[Election-Methods] [EM] Is "sincere" voting in Range suboptimal?

Abd ul-Rahman Lomax abd at lomaxdesign.com
Mon Jul 23 19:38:58 PDT 2007


Oops! I wrote:

>The results: expected utility for the "sincere" Range vote: 40. For 
>the Approval style vote: 39.

Those were the sums of the utility for each of 27 possible pre-vote 
patterns, so the expected utilities are 1.481 for the "sincere" vote 
and 1.444 for the Approval style vote.

To put this in better perspective, the voter gains a relative 
expected utility of 0.481 by voting sincerely (i.e., by accurately 
rating the midrange candidate according to true expected 
satisfaction) and 0.444 by exaggerating the midrange candidate to 
either extreme, over not voting at all, which should be considered a 
baseline. Thus the return for voting sincerely, over voting in an 
exaggerated way, is 0.037/0.444 or 8.3%.

One thing I had not considered yet.
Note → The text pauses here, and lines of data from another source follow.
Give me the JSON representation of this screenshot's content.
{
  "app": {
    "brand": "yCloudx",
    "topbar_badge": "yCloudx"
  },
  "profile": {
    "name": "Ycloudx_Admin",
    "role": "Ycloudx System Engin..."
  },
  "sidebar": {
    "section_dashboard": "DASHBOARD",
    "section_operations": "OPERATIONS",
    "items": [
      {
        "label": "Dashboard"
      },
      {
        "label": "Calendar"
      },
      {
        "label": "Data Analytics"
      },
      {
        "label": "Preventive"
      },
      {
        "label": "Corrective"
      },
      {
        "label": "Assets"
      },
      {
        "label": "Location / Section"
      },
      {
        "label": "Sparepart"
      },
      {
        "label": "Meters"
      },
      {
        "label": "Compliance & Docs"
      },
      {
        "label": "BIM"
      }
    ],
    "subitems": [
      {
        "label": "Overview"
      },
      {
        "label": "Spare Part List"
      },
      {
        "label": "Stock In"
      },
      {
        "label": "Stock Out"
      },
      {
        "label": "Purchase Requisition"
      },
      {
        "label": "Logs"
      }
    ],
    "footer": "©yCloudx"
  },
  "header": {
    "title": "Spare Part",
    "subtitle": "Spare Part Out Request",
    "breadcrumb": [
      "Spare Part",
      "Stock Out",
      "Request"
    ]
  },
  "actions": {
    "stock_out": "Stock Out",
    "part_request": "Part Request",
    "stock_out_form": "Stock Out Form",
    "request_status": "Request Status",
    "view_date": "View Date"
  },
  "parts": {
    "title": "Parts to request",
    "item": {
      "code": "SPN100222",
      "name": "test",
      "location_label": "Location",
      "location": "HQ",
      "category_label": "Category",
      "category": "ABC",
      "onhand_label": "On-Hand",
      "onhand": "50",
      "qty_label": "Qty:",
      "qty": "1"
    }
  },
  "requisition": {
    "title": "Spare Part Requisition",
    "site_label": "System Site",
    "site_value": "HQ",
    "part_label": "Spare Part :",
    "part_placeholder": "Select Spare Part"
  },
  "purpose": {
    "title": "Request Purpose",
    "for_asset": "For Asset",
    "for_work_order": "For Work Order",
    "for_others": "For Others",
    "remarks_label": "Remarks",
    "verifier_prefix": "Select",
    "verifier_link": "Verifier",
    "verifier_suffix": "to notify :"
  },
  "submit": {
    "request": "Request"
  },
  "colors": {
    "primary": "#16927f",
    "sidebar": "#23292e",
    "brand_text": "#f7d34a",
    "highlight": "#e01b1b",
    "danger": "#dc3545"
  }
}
What would these utilities look 
like, with the same conditions, same utilities, but under Approval as 
a voting system? Does Approval *as a system* generate greater utility 
for the individual voter?

No. If I look only at the votes in the matrix that are 0 or multiples 
of 2, the expected return for the voter is  1.375. Range generates 
better return for the voter.

Improving Range resolution thus generates better expected utility for 
the individual voter, in the zero knowledge case, than lower 
resolution (at least the change from Range 1 to Range 2 shows this), 
in this case. I have some suspicion that it generates even better 
results for middle candidate utilities that are not in the exact 
midrange, but certainly have not shown that yet.

None of these results would have been expected from the claims being 
made about Range by some writers recently.